Dr. Randle of Mississippi spent his career as a physician in internal medicine until his retirement two years ago. During this time, Randle saw a growing need in his community to support the medical care needs of those who were uninsured due to self-employment, low-wage jobs and the high costs of medical insurance. He found that many individuals had no access to preventative care and were avoiding treatment at the point of serious illness, which ultimately led them to larger health crises. As a result, Randle and his colleagues, other retired professionals, churches, community leaders and local businesses in Oxford stepped forward to open a Volunteers in Medicine Clinic that offers quality care to those without health insurance.

Retirement has opened new doors for Dr. Randle and he has found many benefits in serving as a volunteer physician at the Oxford Medical Ministries Clinic. “It keeps my mind active and is a wonderful way to keep me engaged in life. I have a reason to get up in the morning. It is satisfying and very meaningful to continue caring for patients and to alleviate their distress in this gratifying environment. This is a great way to carry out what I was truly trained to do as a physician and it is liberating to practice without the barriers of paperwork, time-limited appointments and strict reimbursement guidelines. Everyone would agree that our health care system is in trouble and Volunteers in Medicine is an opportunity for citizens to try and rectify our health care needs, one community at a time.” Randle chooses to spend at least two days a week at the clinic plus one evening offering direct patient care, reviewing charts and lab work and writing prescriptions. He especially praises the dedication and compassionate spirit of the team of volunteers that make the Oxford Clinic a successful outreach program to those in need of care.
The current statistics are alarming; 48 million people in the U.S. have no medical insurance and another 25 million are underinsured, comprised mostly of middle and higher income families. As the country faces deep economic impacts in the new year, along with increased job losses, partnerships with established resources might be one solution to our healthcare crisis. The Volunteers in Medicine (VIM) program is an integral part of this nationwide solution.

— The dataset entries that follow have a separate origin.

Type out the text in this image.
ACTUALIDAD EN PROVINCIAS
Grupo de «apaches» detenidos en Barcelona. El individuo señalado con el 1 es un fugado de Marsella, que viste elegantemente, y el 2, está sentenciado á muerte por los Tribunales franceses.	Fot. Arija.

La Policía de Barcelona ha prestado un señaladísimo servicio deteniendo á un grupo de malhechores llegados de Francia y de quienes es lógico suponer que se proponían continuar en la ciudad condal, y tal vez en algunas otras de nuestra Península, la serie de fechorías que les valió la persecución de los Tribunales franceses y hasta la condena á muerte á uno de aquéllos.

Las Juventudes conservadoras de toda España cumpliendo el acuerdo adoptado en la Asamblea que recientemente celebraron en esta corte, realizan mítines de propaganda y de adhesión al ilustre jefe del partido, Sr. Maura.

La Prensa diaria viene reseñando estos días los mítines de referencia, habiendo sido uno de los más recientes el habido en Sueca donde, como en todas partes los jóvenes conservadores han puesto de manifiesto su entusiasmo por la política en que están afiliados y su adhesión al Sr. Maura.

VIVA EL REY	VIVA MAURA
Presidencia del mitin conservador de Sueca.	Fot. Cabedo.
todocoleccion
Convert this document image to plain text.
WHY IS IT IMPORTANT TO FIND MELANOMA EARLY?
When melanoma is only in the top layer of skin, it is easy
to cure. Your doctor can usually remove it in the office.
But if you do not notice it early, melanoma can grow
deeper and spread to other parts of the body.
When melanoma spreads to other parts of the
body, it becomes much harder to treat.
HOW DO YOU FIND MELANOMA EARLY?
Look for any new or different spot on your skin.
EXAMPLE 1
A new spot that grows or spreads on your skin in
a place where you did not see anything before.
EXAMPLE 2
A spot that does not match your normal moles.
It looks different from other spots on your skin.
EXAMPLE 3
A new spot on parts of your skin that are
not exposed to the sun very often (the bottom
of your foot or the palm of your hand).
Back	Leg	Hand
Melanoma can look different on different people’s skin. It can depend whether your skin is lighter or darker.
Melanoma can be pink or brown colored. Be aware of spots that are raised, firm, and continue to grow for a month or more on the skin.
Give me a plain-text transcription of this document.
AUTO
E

Volunteers in Medicine  began in 1994 in Hilton Head, South Carolina. One out of three people on the island did not have access to health care. Simultaneously, a group of retired health care professionals were interested in continuing to utilize their medical skills in a part-time, volunteer capacity. The union of these two groups created the first VIM clinic, which is a nonprofit free clinic. The VIM model underscores the importance of using retired medical professionals to provide essential health care services in free community-based clinics for medically underserved and uninsured individuals.